Fri Mar 2, 2018 – 5:00 pm | Domenico’s
Directed by Marcos Colón
Brazil – USA | 75 min | 2017
Written and directed by Marcos Colón, Beyond Fordlândia (2017, 75 min) presents an environmental account of Henry Ford’s Amazon experience decades after its failure. The story addressed by the film begins in 1927, when the Ford Motor Company attempted to establish rubber plantations on the Tapajós River, a primary tributary of the Amazon. This film addresses the recent transition from failed rubber to successful soybean cultivation for export, and its implication for land usage.
A dissertator in the Department of Spanish and Portuguese and a Graduate Student Associate of the Center for Culture, History, and Environment (CHE) of UW-Madison’s Nelson Institute for Environmental Studies. His research focuses on the representation of the Amazon in 20th-Century Brazilian literature from an environmental studies perspective.
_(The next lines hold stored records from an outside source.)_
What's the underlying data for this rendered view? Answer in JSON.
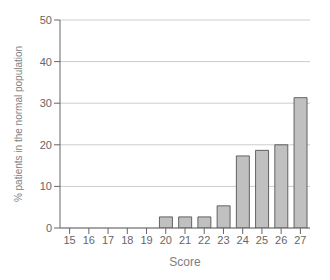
{
  "chart_data": {
    "type": "bar",
    "categories": [
      "15",
      "16",
      "17",
      "18",
      "19",
      "20",
      "21",
      "22",
      "23",
      "24",
      "25",
      "26",
      "27"
    ],
    "values": [
      0,
      0,
      0,
      0,
      0,
      2.67,
      2.67,
      2.67,
      5.33,
      17.33,
      18.67,
      20.0,
      31.33
    ],
    "color": "#c0c0c0",
    "xlabel": "Score",
    "ylabel": "% patients in the normal population",
    "ylim": [
      0,
      50
    ],
    "yticks": [
      0,
      10,
      20,
      30,
      40,
      50
    ],
    "grid": true
  }
}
In particular, he is examining a variety of viewpoints from the post-rubber era Amazon through written texts, oral reports, and films; observing changes in the region, its nature and its people.
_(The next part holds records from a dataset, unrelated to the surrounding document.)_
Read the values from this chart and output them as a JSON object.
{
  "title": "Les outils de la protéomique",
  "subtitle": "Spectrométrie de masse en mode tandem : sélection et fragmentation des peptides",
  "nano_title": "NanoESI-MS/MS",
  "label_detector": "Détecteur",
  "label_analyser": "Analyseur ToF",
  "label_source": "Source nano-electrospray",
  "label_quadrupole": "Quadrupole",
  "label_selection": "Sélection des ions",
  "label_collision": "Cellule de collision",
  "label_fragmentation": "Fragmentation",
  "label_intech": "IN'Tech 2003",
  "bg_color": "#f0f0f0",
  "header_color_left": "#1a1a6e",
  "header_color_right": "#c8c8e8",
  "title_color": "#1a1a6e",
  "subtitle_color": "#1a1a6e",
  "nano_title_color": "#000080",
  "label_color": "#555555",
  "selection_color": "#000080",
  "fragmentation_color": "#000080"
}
In 2016, he visited the Amazon forest in Peru and Brazil, with support from the Nelson Institute for Environmental Studies, the Center for Culture, History and Environment (CHE) and the Latin American, Caribbean and Iberian Studies Program (LACIS). Colón recently produced a short documentary Zo’é (2017, 10 min) based on his visit to the uncontacted Zo’é tribe. The film presents a close up into the Zo’é life as seen by doctor Erik Jennings, who serves the medical needs of the tribe.